Consistency, Availability, and Convergence – Mahajan, Alvisi, and Dahlin, 2014

We’ve seen in earlier papers that the classic definition of eventual consistency allows some unhelpful models such as all nodes becoming consistent due to returning a constant value. Mahajan et al. close these loopholes with a definition of convergence that matches our commonsense expectations.

Then the question becomes: if you want consistency, availability, and convergence, what’s the best we can do?

We examine the limits of consistency in fault-tolerance distributed systems. In particular, we identify fundamental trade-offs between the properties of consistency, availability, and convergence.

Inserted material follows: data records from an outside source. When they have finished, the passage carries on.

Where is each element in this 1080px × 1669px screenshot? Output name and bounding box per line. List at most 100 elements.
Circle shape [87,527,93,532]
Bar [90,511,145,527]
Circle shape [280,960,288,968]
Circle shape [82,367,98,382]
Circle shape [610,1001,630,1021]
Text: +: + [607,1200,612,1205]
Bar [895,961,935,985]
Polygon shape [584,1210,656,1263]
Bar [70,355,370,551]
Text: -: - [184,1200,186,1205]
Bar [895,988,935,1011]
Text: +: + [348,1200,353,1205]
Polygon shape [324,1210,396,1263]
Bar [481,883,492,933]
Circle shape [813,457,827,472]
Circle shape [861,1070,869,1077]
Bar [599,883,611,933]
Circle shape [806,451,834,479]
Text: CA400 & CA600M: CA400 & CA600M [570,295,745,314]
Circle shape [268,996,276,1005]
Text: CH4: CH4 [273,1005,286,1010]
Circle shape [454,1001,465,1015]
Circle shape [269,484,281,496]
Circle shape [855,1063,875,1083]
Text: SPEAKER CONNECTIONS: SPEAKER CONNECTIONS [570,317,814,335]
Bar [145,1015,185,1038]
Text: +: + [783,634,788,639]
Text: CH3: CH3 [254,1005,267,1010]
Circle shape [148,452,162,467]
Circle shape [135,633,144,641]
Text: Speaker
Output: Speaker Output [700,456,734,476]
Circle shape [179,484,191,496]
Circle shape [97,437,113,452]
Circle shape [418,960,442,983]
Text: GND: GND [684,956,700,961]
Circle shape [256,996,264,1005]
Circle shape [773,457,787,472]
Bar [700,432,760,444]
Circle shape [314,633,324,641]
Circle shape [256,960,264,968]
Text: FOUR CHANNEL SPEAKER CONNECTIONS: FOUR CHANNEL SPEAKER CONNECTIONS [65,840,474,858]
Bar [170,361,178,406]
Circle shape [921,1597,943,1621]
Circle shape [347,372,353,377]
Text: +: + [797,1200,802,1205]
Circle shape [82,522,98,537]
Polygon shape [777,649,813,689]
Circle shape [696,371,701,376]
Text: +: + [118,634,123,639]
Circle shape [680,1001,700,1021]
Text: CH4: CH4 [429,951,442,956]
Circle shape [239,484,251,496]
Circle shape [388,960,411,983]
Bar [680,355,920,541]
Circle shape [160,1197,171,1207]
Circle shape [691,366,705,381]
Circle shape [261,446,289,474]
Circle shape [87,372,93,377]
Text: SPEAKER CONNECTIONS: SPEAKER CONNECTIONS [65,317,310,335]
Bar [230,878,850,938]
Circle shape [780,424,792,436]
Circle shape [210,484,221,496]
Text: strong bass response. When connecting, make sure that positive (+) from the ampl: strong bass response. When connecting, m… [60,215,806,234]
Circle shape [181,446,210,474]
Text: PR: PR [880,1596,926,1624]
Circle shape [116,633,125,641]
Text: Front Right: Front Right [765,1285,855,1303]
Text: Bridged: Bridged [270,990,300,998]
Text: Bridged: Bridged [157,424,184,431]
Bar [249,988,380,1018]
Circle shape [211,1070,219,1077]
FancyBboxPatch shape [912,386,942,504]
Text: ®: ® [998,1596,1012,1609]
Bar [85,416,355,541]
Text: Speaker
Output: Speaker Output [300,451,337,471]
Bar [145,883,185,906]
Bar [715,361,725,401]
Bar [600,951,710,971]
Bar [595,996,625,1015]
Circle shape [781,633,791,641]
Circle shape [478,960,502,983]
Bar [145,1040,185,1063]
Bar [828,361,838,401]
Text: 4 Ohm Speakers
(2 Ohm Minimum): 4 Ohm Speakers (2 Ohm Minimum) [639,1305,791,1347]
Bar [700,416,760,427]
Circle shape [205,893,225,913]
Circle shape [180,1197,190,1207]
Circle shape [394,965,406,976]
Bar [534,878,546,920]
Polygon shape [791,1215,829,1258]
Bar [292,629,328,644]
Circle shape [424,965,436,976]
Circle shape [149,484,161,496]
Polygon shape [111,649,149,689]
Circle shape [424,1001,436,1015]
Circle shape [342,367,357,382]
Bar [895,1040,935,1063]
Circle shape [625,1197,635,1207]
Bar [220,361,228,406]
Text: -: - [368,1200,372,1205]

Causal consistency follows the constraints of a ‘happens-before’ graph; real-time causal consistency adds the additional constraint that time cannot travel backwards. This paper shows that you can achieve real-time causal consistency, and furthermore that you cannot do better than this.

No consistency stronger than real-time causal consistency (RTC) can be provided in an always available, one-way convergent system, and RTC can be provided in an always available one-way convergent system.

There is also a nice discussion of Byzantine models (models that can tolerate malicious nodes that deliberately send false messages, drop messages, and so on). Most real-world systems aren’t designed to tolerate Byzantine failure modes (so most real-world systems are vulnerable at this level to adversaries).

Mahajan et al. show a model that they call Bounded Fork-Join Causal Consistency (BFJC) that can be shown to be achievable in the face of Byzantine failures, and that they believe is close to the strongest possible guarantees that can be given under such circumstances.

BFJC is achievable using an always available and one-way convergent implementation. It can be implemented by extending the implementation for RTC in four key ways…

What are they?

* history encoding and update signing
* checking received updates against local history
* rejecting updates from known faulty nodes (unless another party has already been duped into accepting them)
* broadcasting proofs that you have not accepted any faulty updates

See the paper for more details.

As an application developer or system designer, what does this all mean? Firstly, try to model your problem domain using techniques such as CRDTs that are safe under < strong consistency models. I believe it's possible to go a long way with this using approaches such as CQRS. Secondly, where this is not possible, you need to design your application at least in such a way as to tolerate the inconsistencies that are allowed by causal consistency. That is, a reconciliation approach for independent concurrent updates.